World Ocean Assessment Report Highlights Changing Chemistry
The third World Ocean Assessment, released on June 8, offers scientific insights into the health of the Earth’s oceans based on the collective work of approximately 600 experts from 86 countries.
The Assessment reveals that the ocean continues to be under severe and accelerating anthropogenic pressure, from the surface to the deep sea, driven by climate change, pollution and increased human activities.
Approximately 16% of the total increase in ocean heat content since 1955 has occurred since 2018. The greatest relative warming has been observed in the Atlantic Ocean and the southern parts of the Indian and Pacific Oceans.
The sea level continues to rise at increasing rates, from less than 2.0 mm per year prior to 2015 to 4.3 mm per year in 2023.
The extent of Arctic sea ice continues to decrease, and the Southern Ocean has recently shown declines in sea ice extent. The Arctic Ocean could become entirely ice-free in September by the middle of the 21st century.
Ocean CO2 uptake and ocean acidification continue to increase, although these trends exhibit high spatial and interannual variability due to weather and climate conditions.
Global ocean deoxygenation persists due to rising water temperature (which reduces oxygen solubility and increases stratification) and intensified microbial activity caused by nutrient run-off from land.
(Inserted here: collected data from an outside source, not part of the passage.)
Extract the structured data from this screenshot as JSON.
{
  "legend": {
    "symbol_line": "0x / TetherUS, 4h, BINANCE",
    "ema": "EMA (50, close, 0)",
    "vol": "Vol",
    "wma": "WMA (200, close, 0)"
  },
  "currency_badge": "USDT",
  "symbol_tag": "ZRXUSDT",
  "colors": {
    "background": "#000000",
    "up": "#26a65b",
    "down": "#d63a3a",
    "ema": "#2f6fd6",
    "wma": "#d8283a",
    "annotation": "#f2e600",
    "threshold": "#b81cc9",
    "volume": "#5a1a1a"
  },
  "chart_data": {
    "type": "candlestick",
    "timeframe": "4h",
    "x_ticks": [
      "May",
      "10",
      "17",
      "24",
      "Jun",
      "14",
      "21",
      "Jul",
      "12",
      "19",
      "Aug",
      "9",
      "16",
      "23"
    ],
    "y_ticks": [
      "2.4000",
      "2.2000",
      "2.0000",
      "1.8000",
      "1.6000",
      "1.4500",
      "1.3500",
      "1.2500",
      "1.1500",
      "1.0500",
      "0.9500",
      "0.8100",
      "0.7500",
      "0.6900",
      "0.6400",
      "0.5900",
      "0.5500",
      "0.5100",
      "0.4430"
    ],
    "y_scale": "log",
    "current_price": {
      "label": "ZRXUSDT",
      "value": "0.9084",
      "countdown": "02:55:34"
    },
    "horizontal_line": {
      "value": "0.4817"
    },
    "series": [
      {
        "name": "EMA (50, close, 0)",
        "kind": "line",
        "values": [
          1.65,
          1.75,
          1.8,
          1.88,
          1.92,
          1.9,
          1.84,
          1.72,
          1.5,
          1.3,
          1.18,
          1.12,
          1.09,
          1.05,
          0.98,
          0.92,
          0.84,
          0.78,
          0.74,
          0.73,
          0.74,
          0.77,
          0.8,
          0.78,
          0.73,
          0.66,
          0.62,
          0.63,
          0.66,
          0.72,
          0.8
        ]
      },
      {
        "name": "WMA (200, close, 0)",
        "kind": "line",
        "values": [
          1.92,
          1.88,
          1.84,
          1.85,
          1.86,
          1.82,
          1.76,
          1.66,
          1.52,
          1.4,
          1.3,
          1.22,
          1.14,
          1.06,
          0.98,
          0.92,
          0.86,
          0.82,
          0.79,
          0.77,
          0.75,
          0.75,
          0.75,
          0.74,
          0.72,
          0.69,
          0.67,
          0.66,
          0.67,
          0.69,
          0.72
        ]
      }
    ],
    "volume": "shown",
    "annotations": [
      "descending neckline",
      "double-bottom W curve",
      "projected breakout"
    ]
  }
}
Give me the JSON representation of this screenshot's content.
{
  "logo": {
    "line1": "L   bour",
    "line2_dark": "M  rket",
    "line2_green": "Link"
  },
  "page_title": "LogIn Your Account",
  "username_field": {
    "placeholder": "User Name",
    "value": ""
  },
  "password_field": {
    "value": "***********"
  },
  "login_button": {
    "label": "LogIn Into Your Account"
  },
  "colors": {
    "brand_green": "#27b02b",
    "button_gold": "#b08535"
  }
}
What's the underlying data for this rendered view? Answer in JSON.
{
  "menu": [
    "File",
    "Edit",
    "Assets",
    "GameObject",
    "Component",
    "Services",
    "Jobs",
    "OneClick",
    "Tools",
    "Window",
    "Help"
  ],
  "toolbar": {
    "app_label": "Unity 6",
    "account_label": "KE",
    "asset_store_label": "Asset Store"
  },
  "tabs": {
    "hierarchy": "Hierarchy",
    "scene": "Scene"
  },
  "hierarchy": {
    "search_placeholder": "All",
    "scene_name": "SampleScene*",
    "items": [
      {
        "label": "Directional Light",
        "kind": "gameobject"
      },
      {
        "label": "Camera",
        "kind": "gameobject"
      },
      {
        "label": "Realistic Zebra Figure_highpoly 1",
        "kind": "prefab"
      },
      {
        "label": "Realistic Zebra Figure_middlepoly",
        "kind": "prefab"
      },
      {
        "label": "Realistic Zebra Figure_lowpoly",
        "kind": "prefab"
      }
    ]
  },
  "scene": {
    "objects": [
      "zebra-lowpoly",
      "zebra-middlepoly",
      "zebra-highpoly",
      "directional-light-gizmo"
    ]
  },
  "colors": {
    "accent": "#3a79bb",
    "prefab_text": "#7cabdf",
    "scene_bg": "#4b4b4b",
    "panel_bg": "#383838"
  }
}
Ocean hypoxic zones continue to expand (covering an additional 4.5 million km2 in the past 50 years).
Each year, 52.1 million tonnes of plastic waste enter the ocean, contributing to an estimated 24.4 trillion microplastic particles, which are now known to affect more than 4,000 marine species.
Large gaps persist in ocean knowledge, with only 27.3% of the seafloor mapped as of 2025, leaving deep sea ecosystems, biological processes, and cumulative impacts poorly understood.
However, the Assessment notes the rapid development of technologies and methodologies for ocean observation. Together with advances in modelling, they are greatly increasing the scientific understanding of the ocean and the development of management tools.
The use and development of automated or semi-automated ocean observation platforms, such as Argo floats (which are now being expanded to include deep Argo floats that observe depths below 2,000 meters), gliders, submarine cables, unmanned autonomous vehicles, remote observing vehicles and drones, continue to expand.
Newer observation platforms are equipped with higher-resolution and more precise sensors, as well as sensors that can measure new variables.
Examples include the use of higher-resolution satellite sensors, the incorporation of biogeochemical variables into Argo floats, advances in image acquisition systems and the use of passive and active acoustic sensors in biological studies.
For now, the acquisition of real-time or near-real-time data is skewed towards physical variables rather than biological variables, with biochemical variables falling somewhere in between. This imbalance is due to the complexity of the biological components of marine ecosystems, the diverse nature of their variables (e.g. taxonomic, ecological and physiological), the lower number of sensors developed for biological variables and the energy consumption required for image acquisition systems and active acoustic sensors.
Long-term monitoring and observation systems are needed to understand long-term ecosystem dynamics, including the effects of climate change.
International initiatives such as the Argo program and the Global Ocean Acidification Observing Network, which are coordinated under the Global Ocean Observing System, as well as more recent programs under the Ocean Decade, continue to reinforce international cooperation and assist with the implementation and standardization of methodologies and ocean indicators. However, long-term monitoring programs are often hindered by a lack of adequate long-term funding.
The third World Ocean Assessment stresses the strong links between ocean health and food security, livelihoods, economic prosperity, and cultural identity.